Bienal de Arquitetura de Veneza adiada para 2021

A 17.ª Bienal de Arquitetura de Veneza, que deveria decorrer entre agosto e novembro deste ano em Itália, foi adiada para 2021.

Com curadoria de Hashim Sarkis, sob o tema “Como vamos viver juntos?”, a 17.ª Bienal de Arquitetura de Veneza, “que deveria decorrer entre 29 de agosto e 29 de novembro de 2020, foi adiada para 2021, decorrendo entre 22 de maio e 21 de novembro”, de acordo com um comunicado divulgado no ‘site’ oficial da Bienal de Veneza.

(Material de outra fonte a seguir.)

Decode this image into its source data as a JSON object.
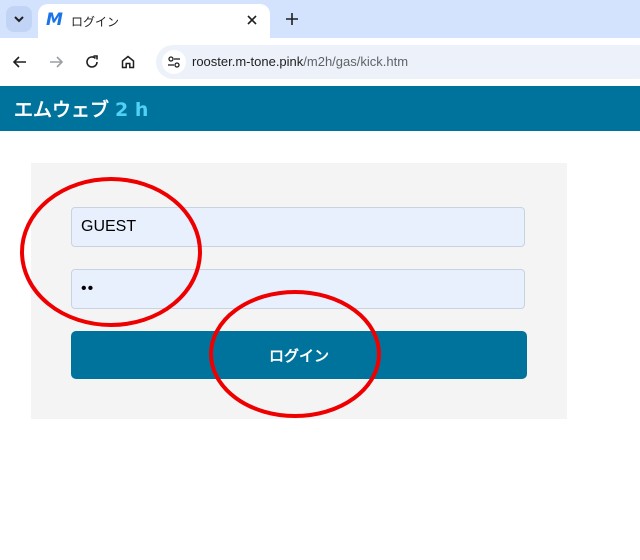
{
  "browser": {
    "tab": {
      "title": "ログイン",
      "favicon": "M"
    },
    "address": {
      "host": "rooster.m-tone.pink",
      "path": "/m2h/gas/kick.htm"
    },
    "icons": {
      "tab_menu": "chevron-down-icon",
      "tab_close": "close-icon",
      "new_tab": "plus-icon",
      "back": "back-arrow-icon",
      "forward": "forward-arrow-icon",
      "reload": "reload-icon",
      "home": "home-icon",
      "site_info": "tune-icon"
    }
  },
  "site": {
    "title": "エムウェブ",
    "title_suffix": "2 h",
    "header_color": "#00739c",
    "suffix_color": "#4fd2f3"
  },
  "login": {
    "username_value": "GUEST",
    "password_value": "••",
    "button_label": "ログイン"
  },
  "annotations": {
    "color": "#ee0000",
    "count": 2
  }
}
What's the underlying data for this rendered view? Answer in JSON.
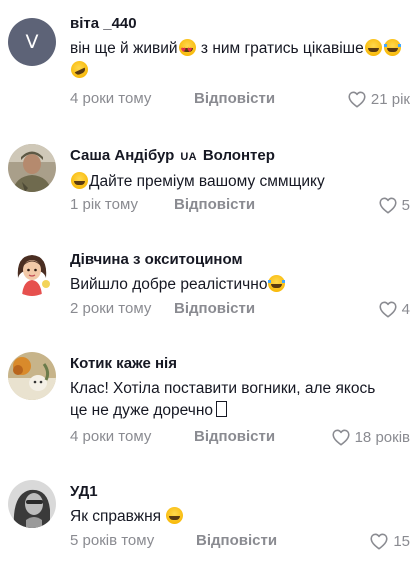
{
  "comments": [
    {
      "username": "віта _440",
      "avatar_letter": "V",
      "text_parts": [
        "він ще й живий",
        " з ним гратись цікавіше"
      ],
      "time": "4 роки тому",
      "reply_label": "Відповісти",
      "likes": "21 рік"
    },
    {
      "username": "Саша Андібур",
      "flag": "UA",
      "username_suffix": "Волонтер",
      "text": "Дайте преміум вашому смм​щику",
      "time": "1 рік тому",
      "reply_label": "Відповісти",
      "likes": "5"
    },
    {
      "username": "Дівчина з окситоцином",
      "text": "Вийшло добре реалістично",
      "time": "2 роки тому",
      "reply_label": "Відповісти",
      "likes": "4"
    },
    {
      "username": "Котик каже нія",
      "text": "Клас! Хотіла поставити вогники, але якось це не дуже доречно",
      "time": "4 роки тому",
      "reply_label": "Відповісти",
      "likes": "18 років"
    },
    {
      "username": "УД1",
      "text": "Як справжня",
      "time": "5 років тому",
      "reply_label": "Відповісти",
      "likes": "15"
    }
  ],
  "icons": {
    "like": "heart-outline-icon",
    "emoji_hearts": "smiling-face-with-heart-eyes",
    "emoji_grin": "grinning-squinting-face",
    "emoji_joy": "face-with-tears-of-joy",
    "emoji_rofl": "rolling-on-the-floor-laughing",
    "missing_glyph": "missing-glyph-box"
  },
  "colors": {
    "text": "#161823",
    "meta": "#8a8b91",
    "avatar_letter_bg": "#5d6377"
  }
}
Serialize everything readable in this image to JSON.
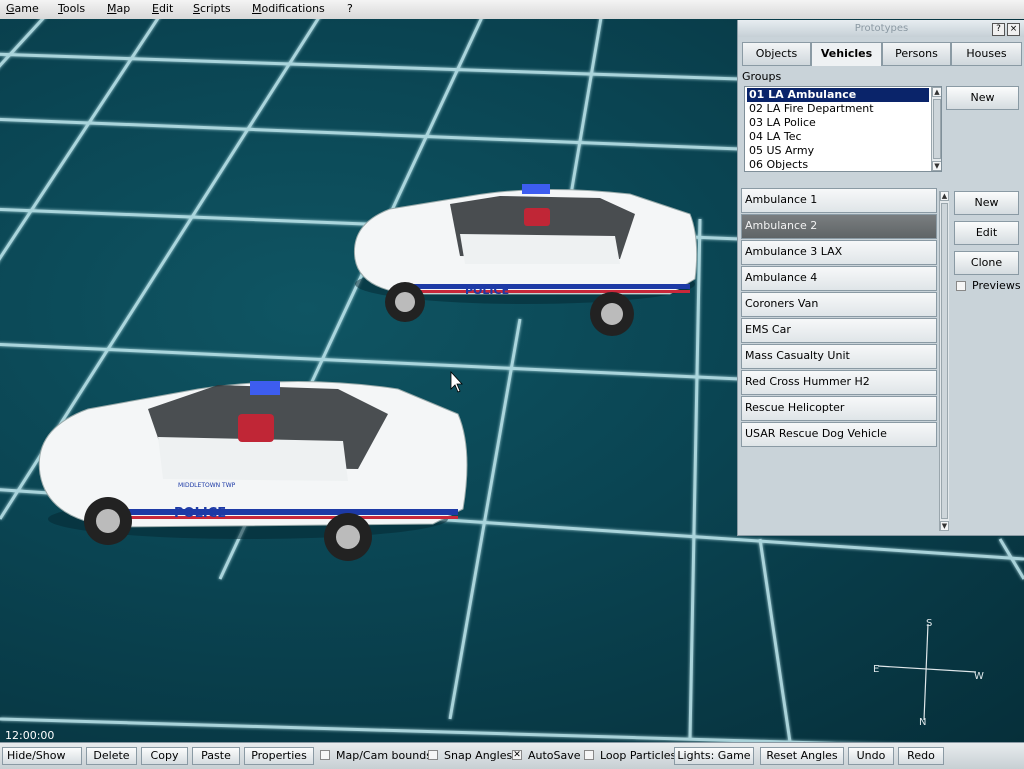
{
  "menu": {
    "items": [
      "Game",
      "Tools",
      "Map",
      "Edit",
      "Scripts",
      "Modifications",
      "?"
    ]
  },
  "prototypes_panel": {
    "title": "Prototypes",
    "help_label": "?",
    "close_label": "×",
    "tabs": [
      {
        "label": "Objects",
        "active": false
      },
      {
        "label": "Vehicles",
        "active": true
      },
      {
        "label": "Persons",
        "active": false
      },
      {
        "label": "Houses",
        "active": false
      }
    ],
    "groups_label": "Groups",
    "groups": [
      "01 LA Ambulance",
      "02 LA Fire Department",
      "03 LA Police",
      "04 LA Tec",
      "05 US Army",
      "06 Objects"
    ],
    "selected_group": "01 LA Ambulance",
    "groups_new_label": "New",
    "vehicles": [
      "Ambulance 1",
      "Ambulance 2",
      "Ambulance 3 LAX",
      "Ambulance 4",
      "Coroners Van",
      "EMS Car",
      "Mass Casualty Unit",
      "Red Cross Hummer H2",
      "Rescue Helicopter",
      "USAR Rescue Dog Vehicle"
    ],
    "selected_vehicle": "Ambulance 2",
    "buttons": {
      "new": "New",
      "edit": "Edit",
      "clone": "Clone"
    },
    "previews_label": "Previews",
    "previews_checked": false
  },
  "viewport": {
    "car_decal": "POLICE",
    "car_subdecal": "MIDDLETOWN TWP",
    "time": "12:00:00",
    "compass": {
      "n": "N",
      "s": "S",
      "e": "E",
      "w": "W"
    }
  },
  "toolbar": {
    "hide_show": "Hide/Show",
    "delete": "Delete",
    "copy": "Copy",
    "paste": "Paste",
    "properties": "Properties",
    "map_cam_bounds": {
      "label": "Map/Cam bounds",
      "checked": false
    },
    "snap_angles": {
      "label": "Snap Angles",
      "checked": false
    },
    "autosave": {
      "label": "AutoSave",
      "checked": true
    },
    "loop_particles": {
      "label": "Loop Particles",
      "checked": false
    },
    "lights": "Lights: Game",
    "reset_angles": "Reset Angles",
    "undo": "Undo",
    "redo": "Redo"
  },
  "colors": {
    "grid_line": "#c6eef4",
    "viewport_bg": "#0a4452",
    "selection": "#0a246a"
  }
}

“A decisão de adiar a Bienal de Arquitetura para maio de 2021 é um reconhecimento de que é impossível avançar — dentro dos prazos estabelecidos — com a realização de uma exposição tão complexa e mundial, devido à persistência de uma série de dificuldades objetivas causadas pelos efeitos da emergência sanitária em curso”, explica a organização que já antes tinha modificado as datas do evento.

A situação que se vive atualmente em todo o mundo, devido à pandemia da covid-19, “prejudicou decisivamente a realização da exposição na sua totalidade, comprometendo a execução, transporte e presença de obras e, consequentemente, a qualidade da própria mostra”.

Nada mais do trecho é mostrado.